Indonesia's overall exports jumped 47.76 percent year-on-year to $27.32 billion in April. Indonesia last month imported $19.76 billion, expanding 21.97 percent year-on-year, according to BPS.


“The trade surplus mostly came from animal or vegetable fats and oil, followed by mineral fuels. The US, India, and the Philippines were the top contributors to the latest trade surplus,” Margo said. 

Indonesia exported about $2.4 billion to the US in April. The Southeast Asian country's imports from the US stood at $830.7 million, thus resulting in a trade surplus of $1.6 billion. Margo attributed the positive trade balance with the US to apparel and footwear exports.

According to Margo, Indonesia's non-oil and gas trade balance with India in April registered a $1.5 billion surplus. Indonesia booked a trade surplus of $977.9 million with the Philippines in the same month. Mineral fuels were the largest contributor to the trade surpluses with India and the Philippines.

“At the same time, we are seeing a trade deficit with a number of countries. Indonesia's largest trade deficit last month was with Argentina, which reached $320.2 million,” Margo said. 
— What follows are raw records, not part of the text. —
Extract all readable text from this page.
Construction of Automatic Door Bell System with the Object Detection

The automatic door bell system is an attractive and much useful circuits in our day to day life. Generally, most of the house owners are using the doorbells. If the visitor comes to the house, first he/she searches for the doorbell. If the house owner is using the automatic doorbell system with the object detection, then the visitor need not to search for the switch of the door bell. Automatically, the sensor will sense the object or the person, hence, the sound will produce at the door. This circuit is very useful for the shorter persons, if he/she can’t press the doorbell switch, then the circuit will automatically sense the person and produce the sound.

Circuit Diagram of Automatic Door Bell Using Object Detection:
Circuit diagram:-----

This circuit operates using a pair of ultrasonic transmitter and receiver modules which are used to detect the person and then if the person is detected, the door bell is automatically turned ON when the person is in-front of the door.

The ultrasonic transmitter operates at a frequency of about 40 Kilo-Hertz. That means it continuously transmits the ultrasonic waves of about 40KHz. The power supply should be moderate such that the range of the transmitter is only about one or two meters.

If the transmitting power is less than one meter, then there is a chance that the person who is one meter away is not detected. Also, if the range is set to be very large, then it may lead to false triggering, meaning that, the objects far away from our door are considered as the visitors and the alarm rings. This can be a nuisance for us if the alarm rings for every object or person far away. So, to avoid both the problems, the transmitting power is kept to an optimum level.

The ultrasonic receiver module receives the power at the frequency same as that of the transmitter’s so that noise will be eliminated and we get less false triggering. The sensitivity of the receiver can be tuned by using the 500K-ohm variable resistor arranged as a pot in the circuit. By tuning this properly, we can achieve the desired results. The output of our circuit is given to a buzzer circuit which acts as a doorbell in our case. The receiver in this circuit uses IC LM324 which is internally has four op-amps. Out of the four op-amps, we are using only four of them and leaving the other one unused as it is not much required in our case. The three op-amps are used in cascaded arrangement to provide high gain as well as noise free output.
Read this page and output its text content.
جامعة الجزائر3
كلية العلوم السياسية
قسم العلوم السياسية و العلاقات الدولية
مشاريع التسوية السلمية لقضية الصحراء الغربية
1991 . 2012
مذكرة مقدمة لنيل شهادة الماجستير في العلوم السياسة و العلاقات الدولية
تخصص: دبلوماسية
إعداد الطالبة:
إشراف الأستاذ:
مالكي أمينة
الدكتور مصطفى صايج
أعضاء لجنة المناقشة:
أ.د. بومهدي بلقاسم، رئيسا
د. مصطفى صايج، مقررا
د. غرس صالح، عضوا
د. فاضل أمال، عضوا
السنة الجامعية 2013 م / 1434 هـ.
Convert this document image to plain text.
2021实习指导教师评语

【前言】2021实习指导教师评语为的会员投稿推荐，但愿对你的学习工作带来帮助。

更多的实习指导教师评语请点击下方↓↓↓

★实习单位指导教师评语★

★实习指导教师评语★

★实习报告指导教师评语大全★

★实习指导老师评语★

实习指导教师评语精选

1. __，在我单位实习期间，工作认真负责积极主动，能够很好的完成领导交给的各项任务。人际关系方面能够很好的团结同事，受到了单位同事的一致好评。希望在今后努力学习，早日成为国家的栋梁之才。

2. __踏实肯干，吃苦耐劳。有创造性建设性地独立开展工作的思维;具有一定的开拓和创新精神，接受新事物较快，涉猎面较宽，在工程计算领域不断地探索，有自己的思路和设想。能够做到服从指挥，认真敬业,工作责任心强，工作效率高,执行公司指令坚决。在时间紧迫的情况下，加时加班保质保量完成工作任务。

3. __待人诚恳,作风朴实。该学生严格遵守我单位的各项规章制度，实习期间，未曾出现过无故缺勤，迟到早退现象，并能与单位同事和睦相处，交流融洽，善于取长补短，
The BPS data showed Indonesia's overall imports from Argentina reached $349.3 million in April. This far exceeded the $29.1 million Indonesia had exported to Argentina last month. BPS reported that Indonesia's bilateral trade with Australia was the second least favorable, with a deficit of $283.5 million in April. 

Margo went on to say that cereal imports largely contributed to Indonesia's negative trade balance with Argentina. The same goes for the deficit with Australia, although mineral fuel imports were the largest contributor to the negative bilateral trade balance.

The high cereal imports from the said two countries possibly ensued from the ongoing war in Ukraine, which has been a major wheat supplier for Indonesia.

"We can conclude that we are shifting some of our [cereal] imports from Ukraine [to] Argentina and Australia," Margo said.